Öyleyse Savran, 68 saniyelik paragrafın 15 saniyesini cımbızlayarak burada çarpıtma arayacağına, yukarıda koyu-italik yazılı argümanın gerçekten Zizek’e ait olup olmadığını, eğer ona ait olduğuna ikna olduysa ve eğer farklı düşünüyorsa da bu argümanın geçerli olup olmadığını benimle – kendi deyimiyle – “çatır çatır” (ya da tatlı tatlı) tartışmalıdır.

Yine de teşekkür ederim, felsefenin keyfi işte böyle metni didik didik etmeye başladığınız zaman çıkar. Her ne kadar bu aşamaya geçmek için önce çeviri sorunlarını aşmak gerekse de, Savran ve benim için böyle bir sorun yok. İkimiz de Profesörün konuştuğu dili anlıyoruz. Savran’ın ses kaydını tabii ki arşivimde bulundurmak isterim, ancak kaydı dinleyip yanlış aramaya niyetim yok, zira çevirisi doğruysa bu kez de BirGün’deki yazısı ses kaydıyla tutmayacaktır. Yani iki bilinmeyenli denklem ve bu konu Savran’ın kendi sorumluluğunda.
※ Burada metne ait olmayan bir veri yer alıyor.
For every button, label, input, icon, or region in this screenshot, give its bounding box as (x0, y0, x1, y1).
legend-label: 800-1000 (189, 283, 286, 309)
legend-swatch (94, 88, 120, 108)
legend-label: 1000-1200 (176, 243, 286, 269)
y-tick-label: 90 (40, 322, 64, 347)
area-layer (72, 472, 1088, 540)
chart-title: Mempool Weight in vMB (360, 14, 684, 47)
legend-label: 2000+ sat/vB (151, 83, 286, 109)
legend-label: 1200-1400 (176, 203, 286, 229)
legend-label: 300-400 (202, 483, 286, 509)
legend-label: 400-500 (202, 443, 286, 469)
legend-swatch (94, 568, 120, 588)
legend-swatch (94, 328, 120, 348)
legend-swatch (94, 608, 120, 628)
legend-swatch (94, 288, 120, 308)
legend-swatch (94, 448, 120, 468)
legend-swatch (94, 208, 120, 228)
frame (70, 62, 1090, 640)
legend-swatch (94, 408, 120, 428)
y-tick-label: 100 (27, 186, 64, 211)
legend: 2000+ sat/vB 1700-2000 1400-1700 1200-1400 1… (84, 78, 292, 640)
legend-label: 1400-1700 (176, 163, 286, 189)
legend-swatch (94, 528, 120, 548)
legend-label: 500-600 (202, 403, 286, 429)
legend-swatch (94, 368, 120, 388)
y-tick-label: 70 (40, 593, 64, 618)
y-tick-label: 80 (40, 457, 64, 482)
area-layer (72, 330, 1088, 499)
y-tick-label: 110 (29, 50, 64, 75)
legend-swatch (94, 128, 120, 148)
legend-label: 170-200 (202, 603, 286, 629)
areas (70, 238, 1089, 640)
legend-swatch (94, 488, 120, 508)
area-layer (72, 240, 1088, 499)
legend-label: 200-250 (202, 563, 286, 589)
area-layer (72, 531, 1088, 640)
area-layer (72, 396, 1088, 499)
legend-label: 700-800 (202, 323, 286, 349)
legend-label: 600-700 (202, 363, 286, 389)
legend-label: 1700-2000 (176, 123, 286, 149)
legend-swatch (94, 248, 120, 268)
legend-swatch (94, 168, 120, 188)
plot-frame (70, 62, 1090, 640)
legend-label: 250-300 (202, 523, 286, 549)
Altyazılarıma dair Savran’ın şikayet ettiği diğer tespitleri kısa notlarla geçelim:

Invade: Bu sözcüğün istila etmek anlamına geldiğini farkındayım, Zizek’in o tümcenin sonunda duraklamasından ve devamında söylediklerinden dolayı (Part1/0812-0821) istiladan fazlasını ve istilanın devamını da kastettiğini düşündüğüm için “talan” karşılığını kullanmayı tercih ettim.
Political Correctness: burada konu hukuk felsefesine geliyor ve normatif bir alan olan hukuktaki doğruluk tartışıldığı için (Part1/0057-0115) “tutarlık” karşılığını kasten daha uygun buldum.
Jews in Western Societies: bu ifadeyi “Batılı Yahudi yatırımcı tipi” olarak çevirdim (Part2/0927-0935). Savran’ın sandığı gibi “in Western”i “invester” olarak anlasaydım başa ayrıca “Batılı” koymazdım. “Yatırımcı tip” ifadesini kasten ekledim, çünkü Breivik’in Batı’ya bakarkenki anti-semitik pozisyonu Yahudi sermayedar/yatırımcı tipini hedef alıyor, İsrail’e bakarkenki siyonist pozisyonu ise mazlum ve Arap dünyasına karşı Batı uygarlığının neferi rolündeki Yahudi tipini alkışlıyor. Breivik, birbiriyle çelişse ve delice görünse de her türlü etnik ve dinsel siyasetin, üstelik tam bir mantıksal tutarlık içinde her türlü caniliğin faili olabileceğinin tipik canlı bir örneği ve bu argümanda Breivik’in mantığındaki tutarlığı vurgulamak önemli (argümanın tamamı: Part2/0807-0947). Altyazılarımın tamamında bunlara benzer tercihler kullandım ve bunlar Zizek’in ifadelerini bozmuyor, pekiştiriyor.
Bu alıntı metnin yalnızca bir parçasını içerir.